On the 25th of August, Games Workshop launched Warhammer+ at a cost of £4.99 per month. Warhammer+ taps into low cost, recurring revenue whilst continuing to grow and engage their fanbase. Warhammer+ will offer some of the following :-

  • Warhammer animations and hobby shows

  • Weekly in-house Warhammer hobby shows

  • Access to digital vault of Warhammer publications and White Dwarf issues

  • A free exclusive Citadel miniature worth at least £25* every year

  • Access to a second exclusive subscriber miniature

At £4.99 per month Warhammer+ is a low monthly cost for diehard fans, tying together the physical and digital aspects to the Games Workshop model. Warhammer+ has introduced two initial animated series, Hammer and Bolter and Angels of Death along with game commentary plus Citadel Color Painting Masterclass

Warhammer+ is in its infancy. It’s one revenue stream to watch that could take Games Workshop’s revenue and fanbase to new levels, if done right.

2022 also brings with it one big reason to be optimistic, the release of Amazon Prime’s Lord of the Rings series. Amazon Prime has spent a whopping $495 million (the highest ever) to produce a new LotR TV series. With such an exorbitant budget, it’s possible this series could introduce a new generation to the world of Tolkein, and in turn the Games Workshop tie in.

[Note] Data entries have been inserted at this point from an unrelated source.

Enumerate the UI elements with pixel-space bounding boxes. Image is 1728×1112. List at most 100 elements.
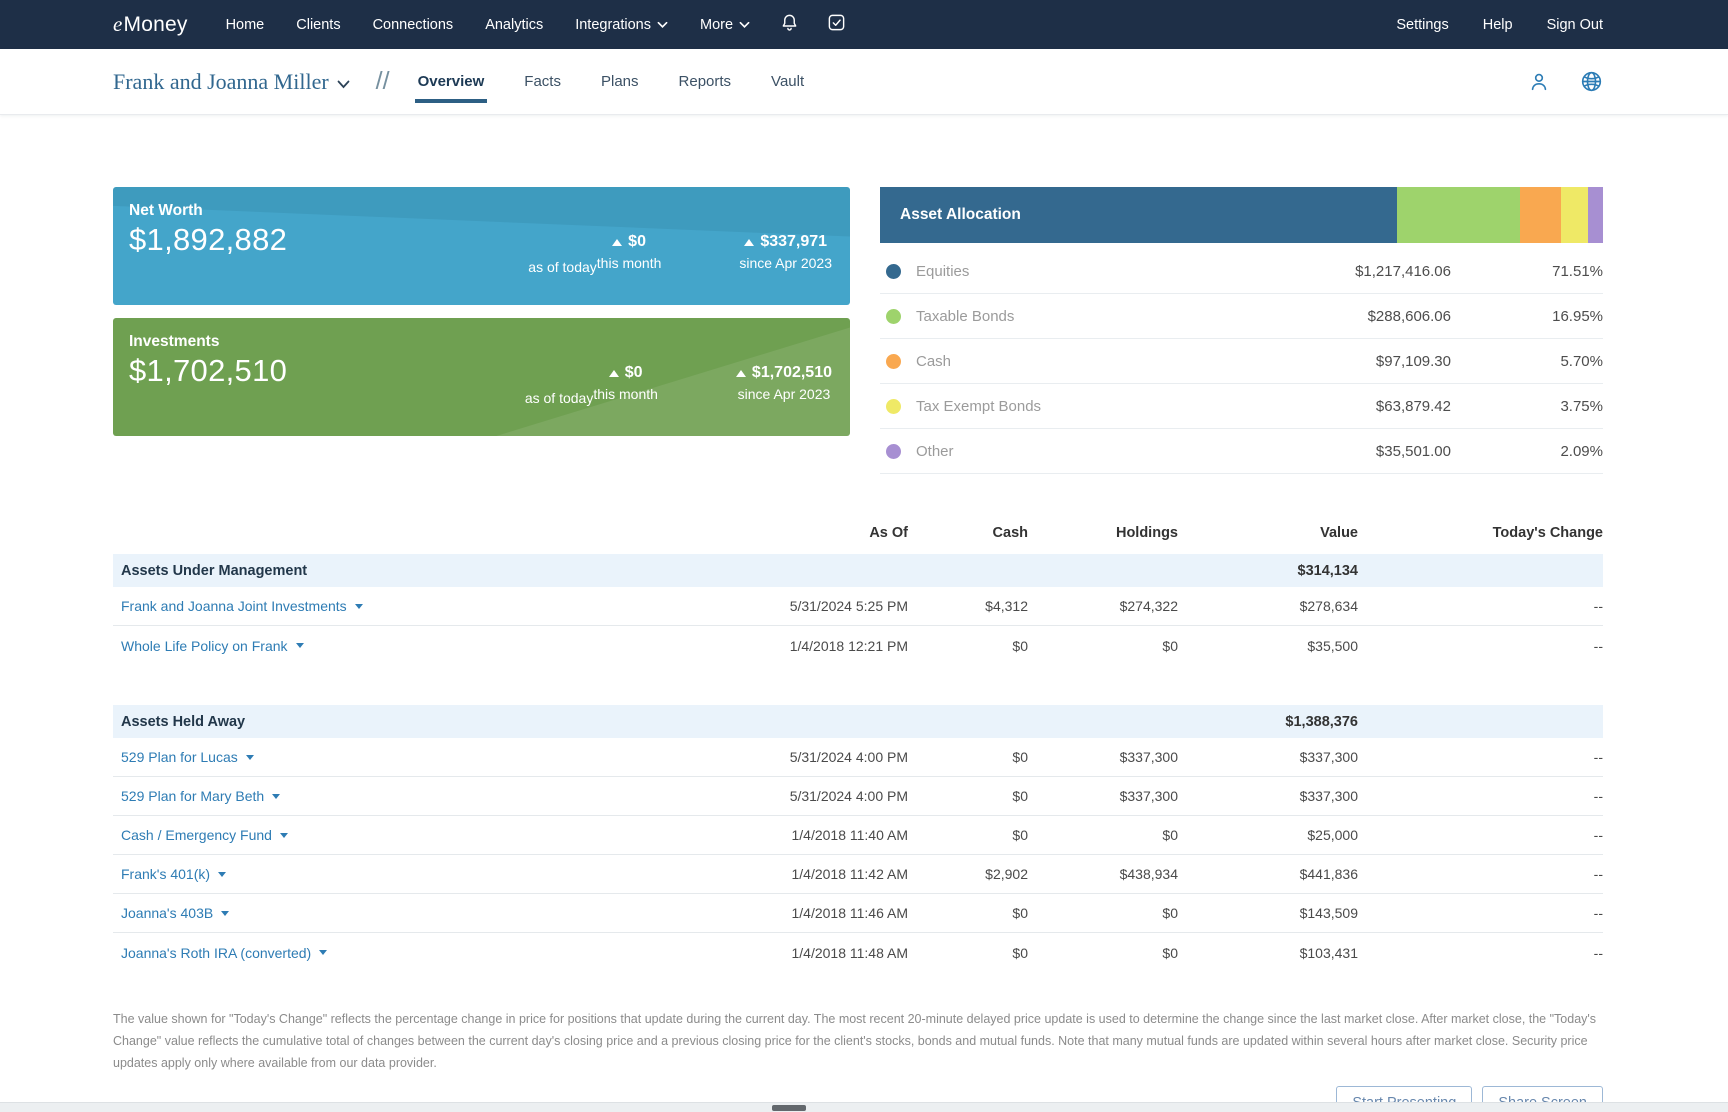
column-header-holdings: Holdings (1115, 525, 1178, 541)
triangle-up-icon (744, 239, 755, 246)
asset-link[interactable]: Frank's 401(k) (121, 866, 210, 882)
asset-allocation-panel: Asset Allocation Equities $1,217,416.06 … (880, 187, 1603, 474)
check-square-icon (827, 13, 846, 37)
asset-link[interactable]: Joanna's Roth IRA (converted) (121, 945, 311, 961)
nav-item-settings[interactable]: Settings (1379, 0, 1465, 49)
nav-item-help[interactable]: Help (1466, 0, 1530, 49)
tab-overview[interactable]: Overview (414, 49, 488, 114)
chevron-down-icon (337, 69, 350, 95)
asset-allocation-title: Asset Allocation (900, 206, 1021, 223)
allocation-segment-taxable-bonds (1397, 187, 1520, 243)
investments-month-change: $0 this month (593, 364, 658, 402)
allocation-legend-row: Equities $1,217,416.06 71.51% (880, 249, 1603, 294)
section-total: $314,134 (1297, 562, 1358, 579)
caret-down-icon[interactable] (279, 832, 288, 838)
horizontal-scrollbar[interactable] (0, 1102, 1728, 1112)
table-section-header: Assets Under Management $314,134 (113, 554, 1603, 587)
todays-change-disclaimer: The value shown for "Today's Change" ref… (113, 1012, 1597, 1071)
table-section-header: Assets Held Away $1,388,376 (113, 705, 1603, 738)
asset-allocation-bar: Asset Allocation (880, 187, 1603, 243)
investments-card: Investments $1,702,510 as of today $0 th… (113, 318, 850, 436)
column-header-value: Value (1320, 525, 1358, 541)
caret-down-icon[interactable] (221, 910, 230, 916)
table-row: Cash / Emergency Fund 1/4/2018 11:40 AM … (113, 816, 1603, 855)
tab-facts[interactable]: Facts (524, 49, 561, 114)
allocation-legend-row: Tax Exempt Bonds $63,879.42 3.75% (880, 384, 1603, 429)
allocation-legend-row: Taxable Bonds $288,606.06 16.95% (880, 294, 1603, 339)
tab-reports[interactable]: Reports (679, 49, 732, 114)
client-name-label: Frank and Joanna Miller (113, 68, 329, 94)
nav-item-connections[interactable]: Connections (357, 0, 470, 49)
nav-item-analytics[interactable]: Analytics (469, 0, 559, 49)
table-row: Frank's 401(k) 1/4/2018 11:42 AM $2,902 … (113, 855, 1603, 894)
column-header-cash: Cash (992, 525, 1028, 541)
client-tabs: Overview Facts Plans Reports Vault (414, 49, 804, 114)
caret-down-icon[interactable] (295, 643, 304, 648)
nav-item-home[interactable]: Home (210, 0, 281, 49)
allocation-legend-row: Other $35,501.00 2.09% (880, 429, 1603, 474)
table-row: Whole Life Policy on Frank 1/4/2018 12:2… (121, 637, 1603, 654)
asset-link[interactable]: Cash / Emergency Fund (121, 827, 272, 843)
allocation-segment-other (1587, 187, 1603, 243)
caret-down-icon[interactable] (272, 793, 281, 799)
caret-down-icon[interactable] (354, 603, 363, 609)
tasks-button[interactable] (813, 0, 860, 49)
net-worth-since-change: $337,971 since Apr 2023 (739, 233, 832, 271)
chevron-down-icon (739, 21, 750, 29)
nav-item-integrations[interactable]: Integrations (559, 0, 684, 49)
column-header-as-of: As Of (869, 525, 908, 541)
table-row: Joanna's 403B 1/4/2018 11:46 AM $0 $0 $1… (113, 894, 1603, 933)
emoney-logo[interactable]: eMoney (113, 12, 188, 37)
scrollbar-thumb[interactable] (772, 1105, 806, 1111)
nav-item-more[interactable]: More (684, 0, 766, 49)
net-worth-amount: $1,892,882 (129, 222, 288, 257)
investments-since-change: $1,702,510 since Apr 2023 (735, 364, 832, 402)
net-worth-title: Net Worth (129, 202, 203, 219)
caret-down-icon[interactable] (218, 871, 227, 877)
net-worth-asof: as of today (528, 259, 597, 275)
column-header-change: Today's Change (1492, 525, 1603, 541)
asset-link[interactable]: Joanna's 403B (121, 905, 213, 921)
legend-dot-icon (886, 353, 901, 369)
table-row: 529 Plan for Lucas 5/31/2024 4:00 PM $0 … (113, 738, 1603, 777)
legend-dot-icon (886, 443, 901, 459)
nav-item-clients[interactable]: Clients (280, 0, 356, 49)
caret-down-icon[interactable] (245, 754, 254, 760)
triangle-up-icon (735, 370, 746, 377)
caret-down-icon[interactable] (319, 950, 328, 955)
investments-title: Investments (129, 333, 220, 350)
investments-asof: as of today (524, 390, 594, 406)
allocation-segment-cash (1519, 187, 1561, 243)
asset-link[interactable]: Frank and Joanna Joint Investments (121, 598, 347, 614)
tab-vault[interactable]: Vault (771, 49, 804, 114)
top-navigation-bar: eMoney Home Clients Connections Analytic… (0, 0, 1728, 49)
table-header-row: As Of Cash Holdings Value Today's Change (113, 520, 1603, 546)
legend-dot-icon (886, 263, 901, 279)
table-row: 529 Plan for Mary Beth 5/31/2024 4:00 PM… (113, 777, 1603, 816)
chevron-down-icon (657, 21, 668, 29)
table-row: Joanna's Roth IRA (converted) 1/4/2018 1… (121, 944, 1603, 961)
asset-link[interactable]: 529 Plan for Lucas (121, 749, 238, 765)
tab-plans[interactable]: Plans (601, 49, 639, 114)
assets-table: As Of Cash Holdings Value Today's Change… (113, 520, 1603, 972)
net-worth-card: Net Worth $1,892,882 as of today $0 this… (113, 187, 850, 305)
client-header-bar: Frank and Joanna Miller // Overview Fact… (0, 49, 1728, 115)
asset-link[interactable]: Whole Life Policy on Frank (121, 638, 288, 654)
triangle-up-icon (612, 239, 623, 246)
asset-allocation-legend: Equities $1,217,416.06 71.51% Taxable Bo… (880, 249, 1603, 474)
client-selector[interactable]: Frank and Joanna Miller (113, 69, 350, 95)
legend-dot-icon (886, 398, 901, 414)
nav-item-sign-out[interactable]: Sign Out (1530, 0, 1603, 49)
primary-nav: Home Clients Connections Analytics Integ… (210, 0, 766, 49)
net-worth-month-change: $0 this month (596, 233, 662, 271)
globe-icon[interactable] (1580, 70, 1603, 93)
breadcrumb-separator: // (375, 67, 390, 95)
allocation-legend-row: Cash $97,109.30 5.70% (880, 339, 1603, 384)
legend-dot-icon (886, 308, 901, 324)
notifications-button[interactable] (766, 0, 813, 49)
allocation-segment-tax-exempt-bonds (1560, 187, 1588, 243)
table-row: Frank and Joanna Joint Investments 5/31/… (113, 587, 1603, 626)
asset-link[interactable]: 529 Plan for Mary Beth (121, 788, 264, 804)
person-icon[interactable] (1528, 71, 1550, 93)
secondary-nav: Settings Help Sign Out (1379, 0, 1603, 49)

Rounding it all off -The Strategy

  1. High quality miniatures. GAW miniatures are the best in the world. GAW products are differentiated by the craftsmanship, skill and cutting-edge technology used in the design and manufacturing process and this is reflected in pricing. The company offers a broad range of price points depending on the materials, size and intricacy of the item.

  1. Own the IP. The miniatures are derived from Games Workshop’s “endless, imaginary worlds”. Games Workshop owns the intellectual property and has full control over the imagery and styles used, and can grow its licensing income.

  1. Customer focus. They communicate in an open, fun way with customers, and support them wherever they are. Games Workshop uses its online news and content site warhammercommunity and social media extensively to communicate with existing and new customers. Offline, Games Workshop has worked closely with, and provided support to, community groups and event organisers to provide more opportunities for enthusiasts to participate in Warhammer activities (collect, build, paint, play) more often.

  1. Global nature of the business. Can achieve customers anywhere, using three channels (retail stores, independent distributors, and online). Online sales were 22% of core revenues in FY 2022.

  1. Cash-focused. Seek a high return on investment in the long-term, and seek growing sales in the short-term (without any reduction in the operating margin). Growth in revenue through recurring, high margin streams, particularly from Warhammer+.


Conclusion

Games Workshop (LSE: GAW) has been one of the LSE market’s big winners of the last few years, with massive profit growth driven by a combination of strong customer engagement, high margin products, unique intellectual property (IP) and significant operational gearing

Games Workshop demonstrates incredulous margins, a devoted fanbase and plenty of IP opportunities. And best of all, the shares are currently on sale at 5 year low EV/EBIT of 13.6, Games Workshop is one the best opportunities in the UK.